Cain recalls a particular pump coupling adapter that was milled on a horizontal machining center (HMC) that, with the addition of ESPRIT and the new machine tool, became a mill-turn part that ran unattended on a horizontal machine each night and day for a total of 32 pieces in 24 hours. “The vice president came to me and asked if there was a way that I could make those parts faster,” Cain says. “I said, ‘Not unless I start using more fixtures on this horizontal.’ He wanted me to cut the machining time in half, to get the 300-piece runs done in three and a half days instead of seven.”

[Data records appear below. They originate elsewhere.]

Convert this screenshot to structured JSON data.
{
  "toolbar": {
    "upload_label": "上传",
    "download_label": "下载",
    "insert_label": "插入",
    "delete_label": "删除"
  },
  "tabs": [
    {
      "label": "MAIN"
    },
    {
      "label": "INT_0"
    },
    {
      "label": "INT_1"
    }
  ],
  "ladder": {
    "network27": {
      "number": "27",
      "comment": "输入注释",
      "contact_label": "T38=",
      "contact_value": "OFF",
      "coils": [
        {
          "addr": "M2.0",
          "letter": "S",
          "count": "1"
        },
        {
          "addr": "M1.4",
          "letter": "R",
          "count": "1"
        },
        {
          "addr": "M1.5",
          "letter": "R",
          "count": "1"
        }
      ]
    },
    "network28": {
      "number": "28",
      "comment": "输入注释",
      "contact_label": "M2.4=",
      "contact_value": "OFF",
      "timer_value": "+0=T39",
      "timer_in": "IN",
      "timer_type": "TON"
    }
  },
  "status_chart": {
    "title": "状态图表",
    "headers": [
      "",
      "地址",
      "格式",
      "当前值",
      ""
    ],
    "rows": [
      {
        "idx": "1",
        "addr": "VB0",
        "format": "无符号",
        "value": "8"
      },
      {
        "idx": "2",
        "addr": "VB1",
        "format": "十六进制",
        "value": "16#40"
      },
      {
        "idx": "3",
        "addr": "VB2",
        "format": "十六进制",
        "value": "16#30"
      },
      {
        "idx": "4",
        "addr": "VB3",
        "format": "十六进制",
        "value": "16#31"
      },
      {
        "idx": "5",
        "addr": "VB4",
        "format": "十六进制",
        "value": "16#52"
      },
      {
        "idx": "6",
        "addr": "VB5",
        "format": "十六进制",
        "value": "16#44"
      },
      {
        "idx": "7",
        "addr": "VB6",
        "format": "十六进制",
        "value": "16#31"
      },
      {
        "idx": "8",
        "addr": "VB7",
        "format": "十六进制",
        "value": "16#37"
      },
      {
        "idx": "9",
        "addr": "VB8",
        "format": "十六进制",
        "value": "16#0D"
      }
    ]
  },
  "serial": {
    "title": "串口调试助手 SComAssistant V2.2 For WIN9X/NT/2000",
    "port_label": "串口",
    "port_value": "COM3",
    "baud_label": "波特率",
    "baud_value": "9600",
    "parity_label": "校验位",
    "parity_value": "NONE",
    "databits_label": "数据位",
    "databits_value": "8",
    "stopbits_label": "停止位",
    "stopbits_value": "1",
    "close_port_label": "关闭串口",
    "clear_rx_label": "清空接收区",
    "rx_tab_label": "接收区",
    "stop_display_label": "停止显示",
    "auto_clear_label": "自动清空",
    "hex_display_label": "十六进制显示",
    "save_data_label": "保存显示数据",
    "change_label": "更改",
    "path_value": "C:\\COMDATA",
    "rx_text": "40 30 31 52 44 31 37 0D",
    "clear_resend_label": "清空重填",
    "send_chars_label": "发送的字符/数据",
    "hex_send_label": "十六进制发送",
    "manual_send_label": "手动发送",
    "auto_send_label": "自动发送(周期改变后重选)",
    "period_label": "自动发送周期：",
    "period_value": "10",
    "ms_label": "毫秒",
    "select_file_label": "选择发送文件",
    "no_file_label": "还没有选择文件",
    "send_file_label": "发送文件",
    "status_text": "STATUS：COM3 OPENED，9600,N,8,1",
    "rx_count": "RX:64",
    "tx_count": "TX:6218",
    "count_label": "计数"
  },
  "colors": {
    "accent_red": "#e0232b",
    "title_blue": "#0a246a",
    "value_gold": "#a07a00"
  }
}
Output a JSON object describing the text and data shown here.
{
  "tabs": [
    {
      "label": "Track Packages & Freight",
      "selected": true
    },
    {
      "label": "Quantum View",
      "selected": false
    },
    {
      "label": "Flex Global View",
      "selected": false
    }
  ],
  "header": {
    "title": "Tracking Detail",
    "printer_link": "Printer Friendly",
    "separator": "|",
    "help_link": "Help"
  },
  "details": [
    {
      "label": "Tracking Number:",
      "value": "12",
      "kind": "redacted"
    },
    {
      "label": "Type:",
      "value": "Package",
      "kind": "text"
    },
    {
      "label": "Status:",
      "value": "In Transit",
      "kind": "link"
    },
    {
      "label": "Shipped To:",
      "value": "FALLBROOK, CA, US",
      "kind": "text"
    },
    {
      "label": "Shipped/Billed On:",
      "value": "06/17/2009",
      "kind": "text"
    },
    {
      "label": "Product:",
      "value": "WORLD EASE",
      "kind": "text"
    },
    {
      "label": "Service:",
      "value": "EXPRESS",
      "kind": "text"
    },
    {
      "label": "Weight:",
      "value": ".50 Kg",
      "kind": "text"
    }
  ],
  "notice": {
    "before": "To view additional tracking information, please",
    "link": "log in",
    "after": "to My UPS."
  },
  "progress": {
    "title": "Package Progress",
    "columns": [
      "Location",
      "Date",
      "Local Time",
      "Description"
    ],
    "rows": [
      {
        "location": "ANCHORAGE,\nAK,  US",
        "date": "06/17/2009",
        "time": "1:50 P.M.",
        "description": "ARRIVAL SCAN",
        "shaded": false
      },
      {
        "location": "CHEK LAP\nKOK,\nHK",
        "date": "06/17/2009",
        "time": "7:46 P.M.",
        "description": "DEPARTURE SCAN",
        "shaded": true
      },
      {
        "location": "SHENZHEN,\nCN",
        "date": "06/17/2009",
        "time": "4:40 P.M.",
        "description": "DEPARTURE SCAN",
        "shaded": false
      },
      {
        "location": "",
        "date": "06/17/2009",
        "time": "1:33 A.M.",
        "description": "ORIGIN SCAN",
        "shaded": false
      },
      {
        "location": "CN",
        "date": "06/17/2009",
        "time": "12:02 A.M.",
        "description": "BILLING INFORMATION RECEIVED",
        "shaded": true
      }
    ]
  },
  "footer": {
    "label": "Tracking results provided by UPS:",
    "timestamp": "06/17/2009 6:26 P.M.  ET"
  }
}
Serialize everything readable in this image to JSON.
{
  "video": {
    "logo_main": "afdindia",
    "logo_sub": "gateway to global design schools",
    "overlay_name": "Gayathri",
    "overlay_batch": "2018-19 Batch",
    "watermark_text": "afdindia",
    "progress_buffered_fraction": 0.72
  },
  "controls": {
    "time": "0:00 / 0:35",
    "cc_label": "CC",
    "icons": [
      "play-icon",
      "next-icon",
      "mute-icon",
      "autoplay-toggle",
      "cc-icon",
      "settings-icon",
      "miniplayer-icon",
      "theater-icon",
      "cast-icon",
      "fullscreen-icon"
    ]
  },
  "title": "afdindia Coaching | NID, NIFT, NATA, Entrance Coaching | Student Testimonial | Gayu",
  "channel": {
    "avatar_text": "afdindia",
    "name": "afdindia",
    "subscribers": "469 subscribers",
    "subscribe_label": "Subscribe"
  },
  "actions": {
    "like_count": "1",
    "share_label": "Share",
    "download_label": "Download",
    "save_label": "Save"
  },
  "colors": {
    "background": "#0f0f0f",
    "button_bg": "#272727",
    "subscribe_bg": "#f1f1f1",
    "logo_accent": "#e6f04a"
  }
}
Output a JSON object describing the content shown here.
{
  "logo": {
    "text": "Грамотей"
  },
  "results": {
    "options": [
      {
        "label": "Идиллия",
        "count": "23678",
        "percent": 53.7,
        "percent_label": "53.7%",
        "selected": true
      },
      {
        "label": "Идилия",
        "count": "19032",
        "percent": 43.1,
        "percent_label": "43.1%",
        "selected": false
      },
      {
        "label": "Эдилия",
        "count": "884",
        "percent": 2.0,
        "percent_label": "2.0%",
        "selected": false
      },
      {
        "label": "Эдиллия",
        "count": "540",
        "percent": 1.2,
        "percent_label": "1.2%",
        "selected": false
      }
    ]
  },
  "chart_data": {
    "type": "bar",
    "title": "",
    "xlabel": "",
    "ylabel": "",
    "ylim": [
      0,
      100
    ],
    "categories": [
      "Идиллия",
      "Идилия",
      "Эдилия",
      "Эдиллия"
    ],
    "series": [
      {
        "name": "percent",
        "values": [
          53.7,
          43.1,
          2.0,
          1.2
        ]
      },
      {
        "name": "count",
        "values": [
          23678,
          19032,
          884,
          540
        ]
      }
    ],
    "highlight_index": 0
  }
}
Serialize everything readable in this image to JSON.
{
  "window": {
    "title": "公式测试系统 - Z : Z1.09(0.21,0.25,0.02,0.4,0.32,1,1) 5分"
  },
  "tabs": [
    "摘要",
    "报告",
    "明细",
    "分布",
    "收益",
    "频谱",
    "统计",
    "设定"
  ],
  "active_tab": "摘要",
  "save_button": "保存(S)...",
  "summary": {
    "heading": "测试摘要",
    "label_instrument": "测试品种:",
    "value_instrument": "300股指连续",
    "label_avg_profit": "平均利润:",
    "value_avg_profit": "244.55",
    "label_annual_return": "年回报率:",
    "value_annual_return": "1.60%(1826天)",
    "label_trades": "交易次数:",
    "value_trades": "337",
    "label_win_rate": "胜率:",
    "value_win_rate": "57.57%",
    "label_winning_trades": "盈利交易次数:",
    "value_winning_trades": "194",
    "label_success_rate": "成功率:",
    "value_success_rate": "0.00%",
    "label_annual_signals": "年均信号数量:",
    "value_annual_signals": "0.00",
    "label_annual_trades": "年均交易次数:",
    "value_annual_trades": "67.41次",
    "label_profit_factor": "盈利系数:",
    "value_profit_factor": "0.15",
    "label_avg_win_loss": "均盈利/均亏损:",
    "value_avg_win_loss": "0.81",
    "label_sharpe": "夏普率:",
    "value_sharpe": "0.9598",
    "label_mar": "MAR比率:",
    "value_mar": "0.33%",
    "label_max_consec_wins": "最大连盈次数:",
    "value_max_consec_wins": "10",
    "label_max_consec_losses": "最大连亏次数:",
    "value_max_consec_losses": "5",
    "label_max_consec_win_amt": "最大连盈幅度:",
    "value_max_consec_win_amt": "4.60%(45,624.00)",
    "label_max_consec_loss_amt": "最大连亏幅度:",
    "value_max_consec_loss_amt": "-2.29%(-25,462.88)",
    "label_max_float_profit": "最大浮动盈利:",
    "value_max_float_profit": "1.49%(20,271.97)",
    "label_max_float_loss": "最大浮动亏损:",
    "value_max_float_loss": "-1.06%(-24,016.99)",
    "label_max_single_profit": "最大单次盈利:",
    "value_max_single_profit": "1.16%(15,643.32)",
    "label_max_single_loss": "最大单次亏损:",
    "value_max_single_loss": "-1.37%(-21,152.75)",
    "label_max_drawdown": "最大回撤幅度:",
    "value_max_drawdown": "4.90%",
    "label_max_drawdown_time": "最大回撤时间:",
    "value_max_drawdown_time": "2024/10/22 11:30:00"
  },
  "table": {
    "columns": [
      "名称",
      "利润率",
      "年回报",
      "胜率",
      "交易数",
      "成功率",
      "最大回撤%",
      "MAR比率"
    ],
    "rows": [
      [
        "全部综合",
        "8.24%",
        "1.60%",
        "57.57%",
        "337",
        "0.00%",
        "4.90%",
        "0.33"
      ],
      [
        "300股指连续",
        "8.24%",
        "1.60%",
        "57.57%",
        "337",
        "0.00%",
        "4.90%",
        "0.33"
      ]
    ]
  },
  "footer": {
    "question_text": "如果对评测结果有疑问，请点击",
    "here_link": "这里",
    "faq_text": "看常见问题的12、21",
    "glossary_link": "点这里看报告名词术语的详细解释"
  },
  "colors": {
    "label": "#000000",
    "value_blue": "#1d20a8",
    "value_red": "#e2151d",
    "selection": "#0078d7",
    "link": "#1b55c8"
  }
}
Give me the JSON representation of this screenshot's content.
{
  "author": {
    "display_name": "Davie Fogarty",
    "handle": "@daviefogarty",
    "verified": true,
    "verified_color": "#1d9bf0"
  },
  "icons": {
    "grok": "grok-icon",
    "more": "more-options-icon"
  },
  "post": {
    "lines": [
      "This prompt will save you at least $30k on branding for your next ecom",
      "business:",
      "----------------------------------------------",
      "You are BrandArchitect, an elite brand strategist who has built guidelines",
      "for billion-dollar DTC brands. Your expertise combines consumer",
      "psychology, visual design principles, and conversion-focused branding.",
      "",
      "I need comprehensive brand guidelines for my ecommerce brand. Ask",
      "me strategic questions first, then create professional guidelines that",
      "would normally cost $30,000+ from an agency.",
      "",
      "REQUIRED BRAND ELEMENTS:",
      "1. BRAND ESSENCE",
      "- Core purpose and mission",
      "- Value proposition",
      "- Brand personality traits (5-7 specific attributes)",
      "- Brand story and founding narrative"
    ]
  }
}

To meet the challenge, Cain reprogrammed the part as a lathe part using round bar stock, programmed with nine work planes in ESPRIT, and purchased a soft collet for the second, milling, operation. “ESPRIT made this easier to do because of the complex code generated when integrating the milling and turning operations,” he says. “In this case, we also utilized what would have been a fourth axis to do the A-axis index machining.”
Using this new system, 32 of the parts could be produced during the day and 95 could be produced, unattended, at night, resulting in a cycle time that was reduced by three minutes and an overall 296 percent increase in production. “We like to get things ‘Done in one,’ ” Cain says. “You don’t want to touch a part more than one time—ever. With less part handling, more automation, and fewer operations, we improved efficiency, accuracy, and throughput.”
When the ultimate task at hand is saving lives, however, efficiency on the job has a whole new meaning. “We always want to make sure we provide whatever our customers want and to evolve better ways to rescue people.”